Wer aber gewöhnet war zu glauben an den lebendigen Gott, und lebte vor Ihm, bei Ihm, mit Ihm, im Glauben, und hatte lieb ein langes Leben in dieses Gottes Gemeinschaft und Segen auf der Erde, konnte sich auch leicht an Grabes-Gedanken gewöhnen.
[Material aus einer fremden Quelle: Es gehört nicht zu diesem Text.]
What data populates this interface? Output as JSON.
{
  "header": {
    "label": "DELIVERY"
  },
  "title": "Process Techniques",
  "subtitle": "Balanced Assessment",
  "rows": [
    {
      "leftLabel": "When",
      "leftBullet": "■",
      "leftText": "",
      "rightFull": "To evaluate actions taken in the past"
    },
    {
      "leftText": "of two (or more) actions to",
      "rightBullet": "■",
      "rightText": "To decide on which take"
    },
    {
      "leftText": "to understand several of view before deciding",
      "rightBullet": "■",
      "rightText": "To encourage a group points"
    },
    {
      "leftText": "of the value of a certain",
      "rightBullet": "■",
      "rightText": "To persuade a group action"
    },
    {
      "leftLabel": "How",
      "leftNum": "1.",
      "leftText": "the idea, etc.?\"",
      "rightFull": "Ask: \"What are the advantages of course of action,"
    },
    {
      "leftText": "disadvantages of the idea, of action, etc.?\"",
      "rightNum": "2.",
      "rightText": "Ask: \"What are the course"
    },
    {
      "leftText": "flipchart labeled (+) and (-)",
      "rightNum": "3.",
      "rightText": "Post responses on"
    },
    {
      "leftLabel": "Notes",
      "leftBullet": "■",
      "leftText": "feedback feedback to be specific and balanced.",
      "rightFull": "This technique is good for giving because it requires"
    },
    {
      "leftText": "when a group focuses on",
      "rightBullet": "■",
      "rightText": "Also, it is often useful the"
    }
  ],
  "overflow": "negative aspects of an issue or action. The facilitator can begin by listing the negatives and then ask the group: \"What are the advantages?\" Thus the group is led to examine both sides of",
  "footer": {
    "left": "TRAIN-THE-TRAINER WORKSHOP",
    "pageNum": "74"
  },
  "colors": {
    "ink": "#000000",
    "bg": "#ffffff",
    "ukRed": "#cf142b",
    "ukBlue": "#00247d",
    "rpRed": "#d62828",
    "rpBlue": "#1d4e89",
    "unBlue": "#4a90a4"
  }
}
Sie starben im Glauben, jene Erzväter, die so viel weniger wußten, als wir nun wissen; und sie starben so, wie sie im Glauben gelebt; ohne Etwas oder Vieles von jenem unbekannten Jenseits zu wissen, fuhren sie hin in Frieden, und freuten sich, zu ihrem Volke zu kommen, oder wie sie es nannten: zu ihren Vätern gesammelt zu werden: C. 25,8. 35,29. 49,29.33. 5. Mos. 32,50., denn dort, in jenem unbekannten Lande, dort war auch ihr Gott ihnen Schirm und Schild, und ihr sehr großer Lohn: 15,1. -

Wer die Liebe Gottes und das Pfand Seiner Gnade in seinem Herzen erfahren, hat ein Göttliches in sich selbst, nicht von ihm, sondern von Gott; Etwas, das mit dem Tode nicht stirbt, ein Kleinod des ewigen Lebens; sintemal Gott, jener Gott Abraham, und Isaak, und Jakob, nicht ein Gott ist der Todten, sondern der Lebendigen: Matth. 22,32. Sie warteten, im Grabe zu ihren Vätern gesammelt, - heilige, selige Schaaren, dort in ihres Gottes Ruhe gesammelt, - sie warteten mit einander, in Frieden, der himmlischen Stadt: Ebr. 11.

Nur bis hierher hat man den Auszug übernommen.